上記の4番目の条件に問題発生。「こんな複雑なベースライン、弾きながら歌えるワケねーじゃん...」 「しかし、がんばればこれに近いことは出来るか...」とおもむろにベースを取り出し、なんとなくコード進行に沿ってトライ。 イントロ、イイカンジで弾けてます。 歌、歌い出し「また逢うっ、へっ、ひっまっ、でぇーっえぇーっ...」「やっぱり出来ねーじゃん...」当たり前である。 今までベースを弾きながらまともに歌なんぞ歌ったこと無いのにそんないきなりの暴挙が可能な訳が無い。 バンドでコーラスをとることさえいつも大変な苦労であり、「すまぬ、このベースラインを弾きながらでは、この譜割のコーラスはとれんのだ」とか言ってる中條には当然の結果なのだ。 不器用で、おまけにパニくり安い性格の彼ならばなおさらである。

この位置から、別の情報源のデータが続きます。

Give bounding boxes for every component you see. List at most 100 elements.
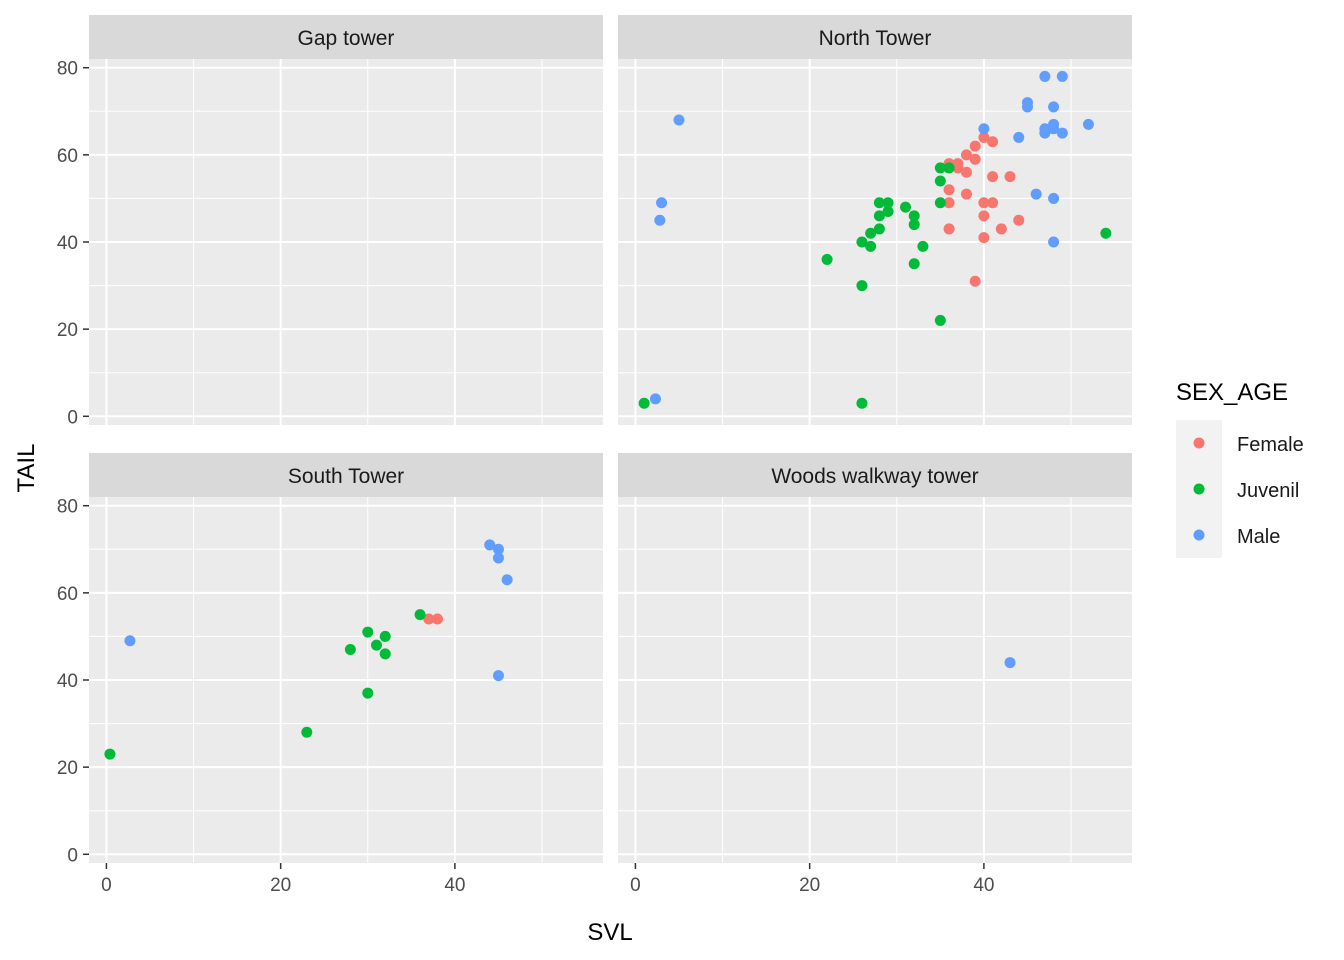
data-point-male [124, 635, 136, 647]
data-point-juvenil [908, 210, 920, 222]
data-point-female [978, 210, 990, 222]
legend: SEX_AGE Female Juvenil Male [1176, 379, 1304, 558]
y-tick-label: 80 [57, 59, 78, 80]
data-point-female [969, 275, 981, 287]
facet-strip-title: Woods walkway tower [771, 465, 978, 488]
y-tick-label: 60 [57, 584, 78, 605]
data-point-male [1021, 101, 1033, 113]
y-tick-label: 20 [57, 758, 78, 779]
y-tick-label: 0 [67, 845, 78, 866]
data-point-female [960, 166, 972, 178]
data-point-juvenil [934, 197, 946, 209]
facet-panel: South Tower 0 20 40 60 80 0 20 40 [57, 453, 603, 896]
data-point-female [431, 613, 443, 625]
data-point-female [978, 232, 990, 244]
data-point-juvenil [899, 201, 911, 213]
data-point-male [1013, 131, 1025, 143]
data-point-juvenil [873, 210, 885, 222]
data-point-juvenil [821, 253, 833, 265]
y-tick-label: 20 [57, 320, 78, 341]
x-axis-title: SVL [587, 919, 632, 946]
data-point-female [978, 197, 990, 209]
data-point-female [987, 136, 999, 148]
data-point-male [492, 670, 504, 682]
data-point-juvenil [908, 219, 920, 231]
y-axis-title: TAIL [13, 444, 40, 493]
facet-panel: Gap tower 0 20 40 60 80 [57, 15, 603, 428]
data-point-juvenil [865, 240, 877, 252]
data-point-female [943, 223, 955, 235]
data-point-juvenil [379, 648, 391, 660]
facet-strip-title: South Tower [288, 465, 404, 488]
facet-strip-title: Gap tower [298, 27, 395, 50]
facet-strip-title: North Tower [819, 27, 932, 50]
data-point-juvenil [934, 175, 946, 187]
data-point-juvenil [943, 162, 955, 174]
data-point-male [1039, 70, 1051, 82]
data-point-female [1004, 171, 1016, 183]
data-point-juvenil [856, 397, 868, 409]
data-point-juvenil [873, 197, 885, 209]
data-point-female [987, 171, 999, 183]
facet-panel: North Tower [618, 15, 1132, 425]
data-point-juvenil [362, 687, 374, 699]
legend-label-female: Female [1237, 434, 1304, 456]
facet-strip [618, 453, 1132, 497]
data-point-male [978, 123, 990, 135]
data-point-male [1056, 127, 1068, 139]
data-point-juvenil [362, 626, 374, 638]
data-point-male [673, 114, 685, 126]
facet-strip [89, 15, 603, 59]
data-point-male [1056, 70, 1068, 82]
data-point-male [1048, 101, 1060, 113]
x-tick-label: 20 [799, 875, 820, 896]
data-point-female [987, 197, 999, 209]
data-point-juvenil [873, 223, 885, 235]
x-tick-label: 0 [630, 875, 641, 896]
x-tick-label: 0 [101, 875, 112, 896]
data-point-male [1048, 236, 1060, 248]
facet-strip [618, 15, 1132, 59]
data-point-male [1030, 188, 1042, 200]
data-point-juvenil [882, 206, 894, 217]
data-point-juvenil [865, 227, 877, 239]
x-tick-label: 40 [444, 875, 465, 896]
data-point-juvenil [301, 726, 313, 738]
y-tick-label: 80 [57, 497, 78, 518]
legend-label-male: Male [1237, 526, 1280, 548]
data-point-male [1004, 657, 1016, 669]
data-point-juvenil [104, 748, 116, 760]
data-point-female [1013, 214, 1025, 226]
legend-title: SEX_AGE [1176, 379, 1288, 406]
y-tick-label: 60 [57, 146, 78, 167]
data-point-female [960, 188, 972, 200]
legend-key-male [1193, 529, 1205, 541]
data-point-juvenil [856, 280, 868, 292]
x-tick-label: 40 [973, 875, 994, 896]
facet-strip [89, 453, 603, 497]
data-point-juvenil [638, 397, 650, 409]
data-point-female [960, 149, 972, 161]
data-point-male [649, 393, 661, 405]
data-point-male [1048, 192, 1060, 204]
data-point-juvenil [856, 236, 868, 248]
y-tick-label: 40 [57, 233, 78, 254]
y-tick-label: 40 [57, 671, 78, 692]
data-point-female [943, 197, 955, 209]
data-point-female [969, 140, 981, 152]
data-point-juvenil [908, 258, 920, 270]
data-point-male [484, 539, 496, 551]
data-point-juvenil [934, 162, 946, 174]
data-point-juvenil [379, 630, 391, 642]
data-point-juvenil [1100, 227, 1112, 239]
x-tick-label: 20 [270, 875, 291, 896]
data-point-male [501, 574, 513, 586]
data-point-male [1082, 118, 1094, 130]
data-point-juvenil [882, 197, 894, 209]
legend-label-juvenil: Juvenil [1237, 480, 1299, 502]
data-point-female [969, 153, 981, 165]
legend-key-juvenil [1193, 483, 1205, 495]
facet-panel: Woods walkway tower 0 20 40 [618, 453, 1132, 896]
legend-key-female [1193, 437, 1205, 449]
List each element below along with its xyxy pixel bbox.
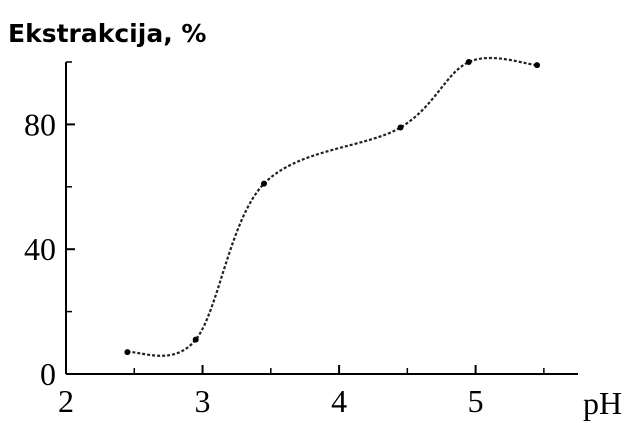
y-tick-label: 40 bbox=[24, 231, 56, 267]
x-tick-label: 3 bbox=[195, 383, 211, 419]
y-tick-label: 0 bbox=[40, 356, 56, 392]
data-point bbox=[534, 62, 541, 69]
series-line bbox=[127, 56, 538, 357]
series bbox=[124, 56, 541, 357]
data-point bbox=[397, 124, 404, 131]
x-tick-label: 5 bbox=[468, 383, 484, 419]
y-tick-label: 80 bbox=[24, 106, 56, 142]
data-point bbox=[192, 336, 199, 343]
x-tick-label: 2 bbox=[58, 383, 74, 419]
axes bbox=[65, 62, 578, 375]
y-axis-label: Ekstrakcija, % bbox=[8, 19, 206, 48]
x-tick-label: 4 bbox=[331, 383, 347, 419]
x-axis-label: pH bbox=[583, 385, 622, 421]
data-point bbox=[260, 180, 267, 187]
data-point bbox=[465, 59, 472, 65]
data-point bbox=[124, 349, 131, 356]
ticks: 0 40 80 2 3 4 5 bbox=[24, 61, 545, 419]
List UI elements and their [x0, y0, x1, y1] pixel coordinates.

こういうものは練習の賜物なのであろうか? 確かにシンプルにルート音のみを弾きながら1小節を4分音符のみ、あるいは8分音符、16分音符のみを弾きつづけながらならばもうちょっと練習すれば何とかなるような気はする。 しかし、どうしても口と手が一緒になってしまうし...なんかちゃんと歌詞に節を付けて歌えん。 そして、歌詞を完全に把握していないと、歌詞を忘れると同時に手の動きまでそれに付き合いやがる...。
なんとも情けないのぅ........。 世のギターを弾きながら歌を歌う方、ベースを弾きながら歌う方、ドラムを叩きながら歌う方、キーボードを弾きながら歌う方に対する尊敬の念が更に強く、改めて強くなった師走の夜の出来事である。 しかしもって、少しは「これは慣れればきっとそこそこ可能になるはず」と思ったのもまた事実。 2002年の新たな目標にしようではないの。
さて、その件のイヴェント、どうなったかというと...。
やっぱり、歌もベースも中途半端になっては収集がつかず、ということで、ベースはバンマスのタイジ君に弾いてもらい、歌に専念した次第。 調子に乗って、ハンドマイクで熱唱致しました
勿論、歌が本職ではないので、かなり恥ずかしいものになったとは思いますが、観に来てくれた方々アンド中條にとっては貴重な体験だったと確信しております。